Beamer and his colleagues have used technology to both archive and research original documents, many of which are in ‘Ōlelo Hawai‘i. By referring directly to native voices, No Mākou ka Mana adds to the literature written in the intervening decades since occupation, the basis of which reconstruct a historical framework. By fully articulating the rich legal, cultural, and social history of the nation of Hawai‘i prior to overthrow, the academic work of Haunani-Kay Trask, Jon Osorio, Noenoe Silva, and dozens of others become the foundation upon which to rebuild a nation. By refusing to see Hawaiian leaders merely as passive victims, Beamer comes to grips with the need for modernity, for future-thinking, and for mediating value systems in an inhospitable universe.

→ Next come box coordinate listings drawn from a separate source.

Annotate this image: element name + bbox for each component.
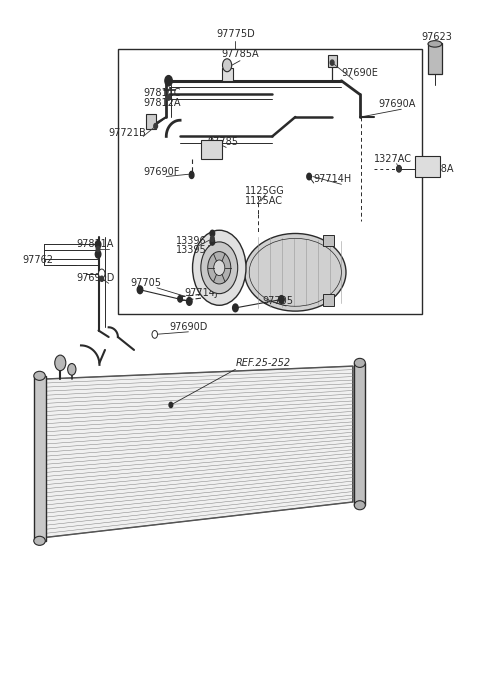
Circle shape — [211, 236, 214, 241]
Circle shape — [214, 260, 225, 276]
Bar — [415, 156, 441, 177]
Text: 1125GG: 1125GG — [245, 186, 284, 196]
Text: 97714H: 97714H — [314, 175, 352, 184]
Text: 97811A: 97811A — [76, 239, 114, 249]
Circle shape — [169, 402, 173, 408]
Text: 1125AC: 1125AC — [245, 195, 283, 206]
Bar — [118, 49, 422, 314]
Text: 97714J: 97714J — [185, 288, 218, 298]
Text: 97690D: 97690D — [169, 321, 207, 332]
Text: 97705: 97705 — [262, 296, 293, 306]
Bar — [428, 43, 442, 74]
Circle shape — [98, 269, 105, 278]
Circle shape — [330, 60, 334, 65]
Ellipse shape — [354, 501, 365, 510]
Circle shape — [137, 286, 143, 294]
Text: 97785A: 97785A — [221, 49, 259, 59]
Polygon shape — [44, 366, 353, 538]
Ellipse shape — [428, 40, 442, 47]
Bar — [323, 235, 335, 247]
Circle shape — [100, 276, 104, 281]
Ellipse shape — [34, 371, 45, 380]
Text: 97785: 97785 — [208, 137, 239, 148]
Circle shape — [396, 166, 401, 172]
Ellipse shape — [245, 233, 346, 311]
Text: 97690D: 97690D — [76, 273, 115, 283]
Text: 97690A: 97690A — [378, 99, 416, 109]
Ellipse shape — [354, 359, 365, 367]
Circle shape — [96, 250, 101, 258]
Text: 13395A: 13395A — [176, 245, 213, 255]
Circle shape — [167, 95, 170, 100]
Circle shape — [154, 123, 157, 129]
Text: REF.25-252: REF.25-252 — [235, 358, 290, 368]
Circle shape — [397, 166, 401, 171]
Bar — [222, 68, 233, 81]
Circle shape — [96, 247, 100, 251]
Text: 97775D: 97775D — [216, 30, 255, 39]
Circle shape — [210, 239, 215, 245]
Bar — [323, 295, 335, 306]
Text: 97690E: 97690E — [341, 68, 378, 78]
Circle shape — [223, 59, 232, 71]
Bar — [201, 140, 222, 159]
Circle shape — [189, 172, 194, 179]
Bar — [34, 376, 46, 541]
Circle shape — [210, 231, 215, 237]
Circle shape — [68, 363, 76, 375]
Text: 97812A: 97812A — [143, 98, 181, 108]
Ellipse shape — [34, 537, 45, 545]
Text: 97811C: 97811C — [143, 88, 181, 98]
Circle shape — [279, 296, 284, 303]
Circle shape — [233, 304, 238, 312]
Circle shape — [152, 330, 157, 338]
Text: 97721B: 97721B — [108, 127, 146, 137]
Bar — [328, 55, 337, 67]
Circle shape — [55, 355, 66, 371]
Circle shape — [201, 242, 238, 294]
Circle shape — [187, 297, 192, 305]
Circle shape — [165, 75, 172, 86]
Bar — [145, 115, 156, 129]
Circle shape — [96, 241, 101, 248]
Circle shape — [178, 296, 182, 302]
Circle shape — [307, 173, 312, 180]
Text: 97705: 97705 — [131, 278, 161, 288]
Text: 97690F: 97690F — [143, 166, 180, 177]
Text: 97623: 97623 — [421, 32, 452, 42]
Bar — [354, 363, 365, 506]
Circle shape — [190, 171, 193, 177]
Text: 97762: 97762 — [23, 255, 53, 264]
Text: 1327AC: 1327AC — [373, 154, 412, 164]
Text: 97788A: 97788A — [416, 164, 454, 174]
Circle shape — [192, 231, 246, 305]
Circle shape — [208, 251, 231, 284]
Text: 13396: 13396 — [176, 236, 206, 246]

The community of social-justice nerds agree. A course titled “Political Science Fiction” at UH Mānoa uses the Star Trek universe to discuss the fluidity of identity and political systems. Bryan Kamaoli Kuwada, an English-department PhD candidate who concentrates on Hawaiian translation, recently published “Of No Real Account,” a fantasy adventure story featuring Hawaiian mythology, in the literary journal Hawai‘i Review. “Sci-fi’s a way to get past the whole crabs in a bucket, pulling each other down while trying to get out metaphor,” he says at a Hawaiian sovereignty event over the summer. “That’s old. We need new stories. Plus this kind of writing is actually fun.”

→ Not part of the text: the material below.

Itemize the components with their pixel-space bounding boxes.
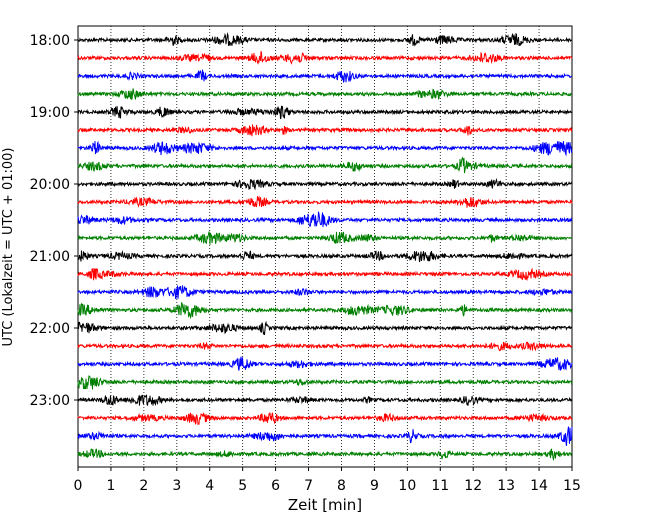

Though fictional, Enos’ paintings and Kuwada’s stories speak to the trepidation some feel about the future of a Hawaiian state and its relationship with America. No one is sure how this will work out. But the arts community has answers that are at least more interesting than temporal politics, with creative ideas about the worlds we should inhabit rather than the dismal one we do. With so much of our modern lives regarding communication and technology predicted decades ago by science fiction, it is possible, necessary even, to apply the same utopian fantasy to political systems.

Nerds know how the story ends: Not without struggle, the destructive, inequitable rulers are defeated. Peace and order eventually reign throughout the galaxy. Our heroes are explorers who embark on intrepid missions of peace. Optimistic adventure takes precedent over conquest, as do exploring new worlds, seeking out new life and new civilizations, going where no one has gone before.